Mouse with smaller craniumA subsequent study at the Lightman Group looked at rattus norvegicus trained to hide food from their study group. The animal models developed an interesting added behavior: after the initial concealment, the animals studied distracted all the others in the environment away from the hiding place. In other words, they lied to their study group. After just three generations, cranial capacity in the entire cohort shrank by eight percent.

Finally, a Smithsonian Institution study of groups of 535 people in Washington DC from 1900-2012 shows that brains have gotten 11 percent smaller in that sample.

 

Full Moon

A surgeon friend pulls ER duty at the local medical center on Friday nights and whenever there is a full moon. Last week we had both when a paramedics brought in a man found collapsed in the road, the victim of an apparent hit-and-run.

“This is medicine as it’s supposed to be,” he said to me as he probed the distended stomach of the man he was about to take to surgery, eager as only a surgeon can be to cut and slice and repair.


PLAN AHEAd

My friend the surgeon was wrong.

Coming at that from a different angle, Wile E Coyote should have considered ordering from Zenith instead of Acme. The Acme Giant Rubber Band, for example, never tripped a Road Runner.

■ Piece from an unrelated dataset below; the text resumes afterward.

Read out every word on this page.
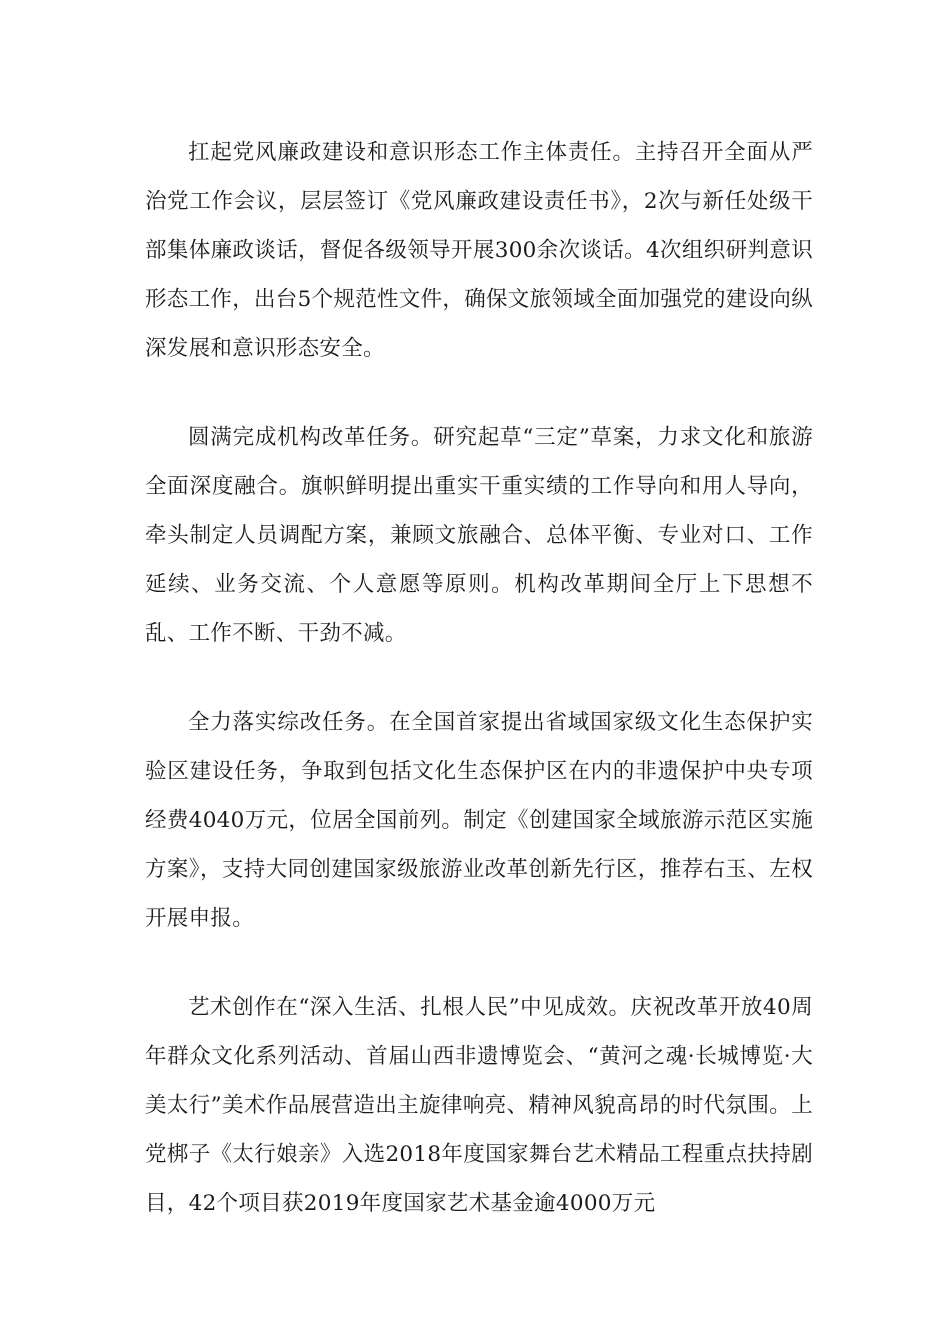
扛起党风廉政建设和意识形态工作主体责任。主持召开全面从严治党工作会议，层层签订《党风廉政建设责任书》，2次与新任处级干部集体廉政谈话，督促各级领导开展300余次谈话。4次组织研判意识形态工作，出台5个规范性文件，确保文旅领域全面加强党的建设向纵深发展和意识形态安全。

圆满完成机构改革任务。研究起草“三定”草案，力求文化和旅游全面深度融合。旗帜鲜明提出重实干重实绩的工作导向和用人导向，牵头制定人员调配方案，兼顾文旅融合、总体平衡、专业对口、工作延续、业务交流、个人意愿等原则。机构改革期间全厅上下思想不乱、工作不断、干劲不减。

全力落实综改任务。在全国首家提出省域国家级文化生态保护实验区建设任务，争取到包括文化生态保护区在内的非遗保护中央专项经费4040万元，位居全国前列。制定《创建国家全域旅游示范区实施方案》，支持大同创建国家级旅游业改革创新先行区，推荐右玉、左权开展申报。

艺术创作在“深入生活、扎根人民”中见成效。庆祝改革开放40周年群众文化系列活动、首届山西非遗博览会、“黄河之魂·长城博览·大美太行”美术作品展营造出主旋律响亮、精神风貌高昂的时代氛围。上党梆子《太行娘亲》入选2018年度国家舞台艺术精品工程重点扶持剧目，42个项目获2019年度国家艺术基金逾4000万元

“When I was 15, I had a crush on this guy who was really good at magic,” Danica McKellar said, “and so I learned to juggle, thinking it would impress him. I spent hours and hours practicing, planning to show him. And then I never even saw him again. But at least I learned how to juggle.”

Planning.

As far as I know, none of my grandparents ever had a credit card. “When I run out of money, I plan to stop spending,” my grandfather said.

Planning.

My friends Missy and Biff live in North Carolina but they love to spend time in South Puffin. They scheduled a vacation there this week but they forgot to ask where I’d be (I’m nearly frozen in North Puffin) so they arrived this morning with no place to stay.

Planning.

The search term, “Plan Ahead,” gets about 390,000,000 results in 0.27 seconds on Google. 390 million.

Our apparent hit-and-run victim went in to surgery where the doc found no broken bones, no bruises, no trauma. He did find a bowel obstruction that had burst through the intestinal wall, sending fecal matter into the abdominal cavity.

Our victim was a car wreck indeed, but not because any vehicles came close to him. He was a car wreck because he had avoided good medicine.

PLAN AHEAd
“Never look back unless you are planning to go that way.”
— Henry David Thoreau

Good medicine isn’t life-saving emergency surgery. Good medicine is preventing the need for life-saving emergency surgery.


“I’m not good at future planning. I don’t plan at all. I don’t know what I’m doing tomorrow. I don’t have a day planner and I don’t have a diary. I completely live in the now, not in the past, not in the future.”
— Actor Heath Ledger

That worked out very well for Mr. Ledger.

The United States Congress may actually be in session this week (although this might be another planned vacation). As we near the 793rd episode of “let’s shut down the Government” this year, I’m thinking they would do better to emulate my grandfather than Mr. Ledger.